About the Book
The City is ancient, layers upon layers. Once a thriving metropolis, it has sprawled beyond its bounds, inciting endless wars with neighboring tribes and creating a barren wasteland of what was once green and productive.
In the center of the City lives the emperor. Few have ever seen him, but those who have recall a man in his prime, though he should be very old. Some grimly speculate that he is no longer human, if he ever was. A small number have come to the desperate conclusion that the only way to stop the war is to end the emperor’s unnaturally long life.
From the mazelike sewers below the City, where the poor struggle to stay alive in the dark, to the blood-soaked fields of battle, where few heroes manage to endure the never-ending siege, the rebels pin their hopes on one man—Shuskara. The emperor’s former general, he was betrayed long ago and is believed to be dead. But, under different aliases, he has survived, forsaking his City and hiding from his immortal foe. Now the time has come for him to engage in one final battle to free the City from the creature who dwells at its heart, pulling the strings that keep the land drenched in gore.
528 pages (hardcover)
Published June 4, 2013
Published by Ace
This book was sent for me to review by the publisher.

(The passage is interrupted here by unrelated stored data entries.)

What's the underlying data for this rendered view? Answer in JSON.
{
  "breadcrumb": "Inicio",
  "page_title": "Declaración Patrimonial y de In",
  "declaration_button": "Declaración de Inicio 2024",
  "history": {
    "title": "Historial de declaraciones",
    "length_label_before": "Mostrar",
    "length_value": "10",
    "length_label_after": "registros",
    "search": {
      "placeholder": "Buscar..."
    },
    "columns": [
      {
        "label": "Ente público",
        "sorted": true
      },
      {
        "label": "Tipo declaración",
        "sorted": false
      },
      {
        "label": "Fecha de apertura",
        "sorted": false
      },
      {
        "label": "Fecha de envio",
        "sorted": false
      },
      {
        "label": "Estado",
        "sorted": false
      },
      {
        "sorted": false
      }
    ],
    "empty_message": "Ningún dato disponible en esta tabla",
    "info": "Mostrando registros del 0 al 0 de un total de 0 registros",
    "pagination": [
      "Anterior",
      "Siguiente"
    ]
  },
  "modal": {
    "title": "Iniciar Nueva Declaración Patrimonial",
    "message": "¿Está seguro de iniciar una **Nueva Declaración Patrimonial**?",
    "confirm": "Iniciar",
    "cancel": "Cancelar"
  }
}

Chances are, if you pick up The City by Stella Gemmell, you’ll be picking it up for one, if not two reasons. First, you will recognize the infamous Gemmell surname. Secondly, you’ll be in the mood for some serious epic fantasy. No matter which reason (if not both) you pick The City up for, you will be rewarded. The author does her infamous surname proud with her first foray into solo epic fantasy.

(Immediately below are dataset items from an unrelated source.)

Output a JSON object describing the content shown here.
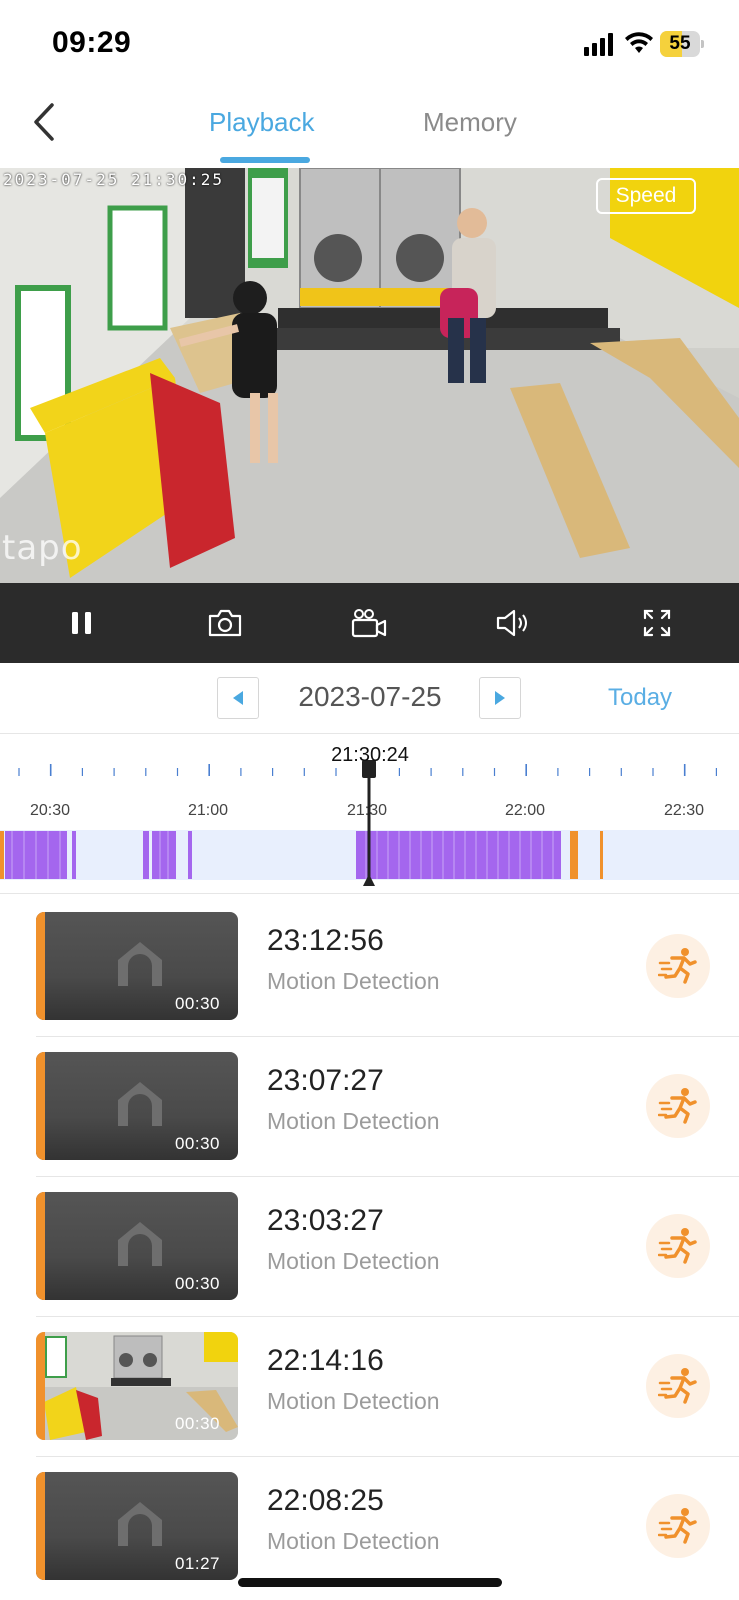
{
  "status_bar": {
    "time": "09:29",
    "battery": "55",
    "battery_level": 0.55,
    "signal_icon": "cellular-signal-icon",
    "wifi_icon": "wifi-icon"
  },
  "header": {
    "back_icon": "chevron-left-icon",
    "tabs": [
      {
        "label": "Playback",
        "active": true
      },
      {
        "label": "Memory",
        "active": false
      }
    ]
  },
  "video": {
    "timestamp": "2023-07-25 21:30:25",
    "speed_label": "Speed",
    "watermark": "tapo"
  },
  "controls": {
    "icons": [
      "pause-icon",
      "camera-snapshot-icon",
      "video-record-icon",
      "speaker-icon",
      "fullscreen-icon"
    ]
  },
  "date_nav": {
    "date": "2023-07-25",
    "today_label": "Today"
  },
  "timeline": {
    "current_time": "21:30:24",
    "labels": [
      "20:30",
      "21:00",
      "21:30",
      "22:00",
      "22:30"
    ]
  },
  "events": [
    {
      "time": "23:12:56",
      "type": "Motion Detection",
      "duration": "00:30",
      "has_preview": false
    },
    {
      "time": "23:07:27",
      "type": "Motion Detection",
      "duration": "00:30",
      "has_preview": false
    },
    {
      "time": "23:03:27",
      "type": "Motion Detection",
      "duration": "00:30",
      "has_preview": false
    },
    {
      "time": "22:14:16",
      "type": "Motion Detection",
      "duration": "00:30",
      "has_preview": true
    },
    {
      "time": "22:08:25",
      "type": "Motion Detection",
      "duration": "01:27",
      "has_preview": false
    }
  ],
  "colors": {
    "accent": "#4aa8e0",
    "timeline_motion": "#a466ee",
    "timeline_event": "#f0912c",
    "timeline_bg": "#e8effd",
    "badge_bg": "#fdf0e3"
  }
}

The City itself is sort of an odd duck. For example, there really isn’t that much time spent in the city itself. Readers won’t really get a feel for the life, sprawl and culture of the place like they might expect. A few street names are thrown out here and there, but that’s about it. The city itself remains somewhat of a mystery.
That being said, there’s a Steven Erikson type archeology that Gemmell really seems to focus on at the start of the book. As a huge Erikson fan, I absolutely loved how the city was more than the sum of its surface parts. Instead, it’s a place that has been built, crumbled and rebuilt over and over again. There are layers of the cities that came before that have sunk under the earth and people who live there, scavenging, never seeing the daylight.

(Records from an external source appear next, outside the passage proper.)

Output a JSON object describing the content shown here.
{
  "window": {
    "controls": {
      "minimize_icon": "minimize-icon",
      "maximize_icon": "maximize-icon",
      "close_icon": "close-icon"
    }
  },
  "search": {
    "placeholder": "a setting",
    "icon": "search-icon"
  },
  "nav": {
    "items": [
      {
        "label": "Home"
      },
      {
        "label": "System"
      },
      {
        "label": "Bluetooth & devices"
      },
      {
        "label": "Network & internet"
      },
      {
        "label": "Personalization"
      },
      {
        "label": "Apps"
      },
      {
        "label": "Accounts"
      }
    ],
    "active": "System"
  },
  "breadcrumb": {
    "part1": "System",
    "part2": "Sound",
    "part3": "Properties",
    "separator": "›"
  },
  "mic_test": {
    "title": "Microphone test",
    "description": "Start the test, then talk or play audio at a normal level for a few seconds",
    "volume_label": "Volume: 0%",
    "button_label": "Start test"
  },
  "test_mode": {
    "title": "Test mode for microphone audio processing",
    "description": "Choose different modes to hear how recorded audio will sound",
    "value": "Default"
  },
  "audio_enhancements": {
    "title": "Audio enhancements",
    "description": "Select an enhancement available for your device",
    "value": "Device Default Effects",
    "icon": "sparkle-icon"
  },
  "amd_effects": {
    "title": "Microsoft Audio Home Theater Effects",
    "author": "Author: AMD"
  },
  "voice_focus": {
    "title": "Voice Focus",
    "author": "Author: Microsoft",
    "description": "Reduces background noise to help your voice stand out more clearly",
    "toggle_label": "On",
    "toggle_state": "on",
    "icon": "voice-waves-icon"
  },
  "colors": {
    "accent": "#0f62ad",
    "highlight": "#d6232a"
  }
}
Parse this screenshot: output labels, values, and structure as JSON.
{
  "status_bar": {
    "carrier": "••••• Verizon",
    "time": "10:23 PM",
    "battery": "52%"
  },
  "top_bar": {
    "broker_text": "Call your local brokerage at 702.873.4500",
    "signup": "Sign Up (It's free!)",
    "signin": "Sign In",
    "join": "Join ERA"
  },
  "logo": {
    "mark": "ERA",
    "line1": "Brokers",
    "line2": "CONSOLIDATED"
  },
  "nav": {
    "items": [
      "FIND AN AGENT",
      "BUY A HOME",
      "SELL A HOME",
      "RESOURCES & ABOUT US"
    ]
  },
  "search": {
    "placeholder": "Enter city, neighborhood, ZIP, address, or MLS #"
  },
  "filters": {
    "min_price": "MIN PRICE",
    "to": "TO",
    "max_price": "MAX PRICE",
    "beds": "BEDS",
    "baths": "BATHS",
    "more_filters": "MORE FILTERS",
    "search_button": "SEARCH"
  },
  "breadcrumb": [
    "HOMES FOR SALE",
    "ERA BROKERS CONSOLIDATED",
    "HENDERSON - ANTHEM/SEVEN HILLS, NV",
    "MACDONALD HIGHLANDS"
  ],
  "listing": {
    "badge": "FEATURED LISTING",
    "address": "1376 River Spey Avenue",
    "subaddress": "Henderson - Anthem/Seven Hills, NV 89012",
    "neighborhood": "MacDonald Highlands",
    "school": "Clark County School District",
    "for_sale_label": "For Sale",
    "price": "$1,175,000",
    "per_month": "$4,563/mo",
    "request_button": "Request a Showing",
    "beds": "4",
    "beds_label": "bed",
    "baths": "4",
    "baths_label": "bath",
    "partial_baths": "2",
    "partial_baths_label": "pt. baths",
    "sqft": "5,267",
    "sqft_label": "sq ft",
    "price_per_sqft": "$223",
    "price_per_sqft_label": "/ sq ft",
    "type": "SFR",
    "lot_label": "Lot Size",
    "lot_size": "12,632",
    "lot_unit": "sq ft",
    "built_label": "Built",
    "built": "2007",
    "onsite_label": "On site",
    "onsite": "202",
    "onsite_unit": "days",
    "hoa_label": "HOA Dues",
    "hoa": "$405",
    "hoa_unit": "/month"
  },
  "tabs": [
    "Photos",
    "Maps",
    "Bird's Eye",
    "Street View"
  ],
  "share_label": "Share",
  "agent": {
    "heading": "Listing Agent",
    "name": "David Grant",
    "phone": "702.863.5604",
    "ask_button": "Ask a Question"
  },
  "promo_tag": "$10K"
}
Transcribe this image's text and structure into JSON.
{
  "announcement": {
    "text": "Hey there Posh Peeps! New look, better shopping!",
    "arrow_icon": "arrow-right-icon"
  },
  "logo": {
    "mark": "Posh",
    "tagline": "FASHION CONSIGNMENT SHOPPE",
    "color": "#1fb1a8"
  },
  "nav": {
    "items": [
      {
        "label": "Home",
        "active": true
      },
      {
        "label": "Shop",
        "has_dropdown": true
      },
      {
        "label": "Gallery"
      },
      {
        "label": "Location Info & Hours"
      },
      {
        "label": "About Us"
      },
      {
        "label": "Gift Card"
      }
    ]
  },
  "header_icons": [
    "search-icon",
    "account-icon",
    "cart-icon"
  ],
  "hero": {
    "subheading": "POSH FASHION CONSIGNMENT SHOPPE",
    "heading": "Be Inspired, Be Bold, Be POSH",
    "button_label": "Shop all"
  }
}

However, after the first part of the book, not much is said about the layers under the surface. In fact, not much is said about the city itself at all. The book focuses quite a bit on the army moving around somewhere outside of the city and their various battles and captures. I never quite understood what they were fighting for, except the fact that the emperor told them to, but I got the fact that that’s how Gemmell wanted it to be. They were fighting because they had to. The reason why had been lost with time.
The sections of The City that actually took part in the city focused mainly on one of the emperor’s generals, Shuskara, who was condemned and thus, in hiding, and his adopted daughter Emly. There are a few secondary characters thrown in here and there, but these two take the main stage in the city itself. As a result, they are far more fleshed out than their secondary counterparts, who easily fade into the background and can, at times, be forgettable.
As for characterization in the army, Gemmell faces the same problem. There is a wide cast of characters, but the author seems to lose focus on all of them. Some characters fade into the background and become so forgettable that when they reappear, it is almost startling. Others are so central to the plot that they are almost mesmerizing in their realism.
The City’s plot is somewhat oddly paced. Some parts are incredibly fast paced and absorbing, and others felt like they dragged on and on. Gemmell had a lot of ground and history to cover in one large book, so I can understand how flashbacks and some infodumps are necessary, but her somewhat dry writing style made a few of these parts feel almost like a textbook, which sapped some of the fun from reading those sections and definitely made the plot slow down a bit.
Emly’s brother isn’t reintroduced until the end of the book. This isn’t really that aggravating, but he was so well developed at the start of the book that I found myself, throughout the course of the plot, wondering just what happened to him. When it was all said and done, I think Gemmell missed out on a captivating character and a really interesting plot thread that could have been added throughout the book and helped bolster some of the more textbook-ish parts.
The City has the sort of ending that is somewhat mysterious. It could either be a stand-alone, or enough is left open so Gemmell can explore the world a bit more. The book itself is certainly epic enough to be able to handle turning into a series, and I, for one, would love to see what happens to the city and characters as time passes.
While this book isn’t perfect, The City is delicately balanced. There’s archeology and a deep sense of history that will most likely appeal to Malazan fans. There’s plenty of action and characters you aren’t going to forget anytime soon. That being said, Gemmell didn’t have complete control over the pace of her plot, which lagged at points. Furthermore, some secondary characters had a tendency to be forgettable, at best. While The City is a rather dark book, it ends on a very subtle, but hopeful and happy note. When I really thought about it, I found that delicate, subtle and hopeful note throughout the book. Gemmell manages to balance the dark with light, and the history with plenty of surface level action. The City is sprawling in scope and an epic in every sense of the word, with a delicate touch that I found incredibly appealing.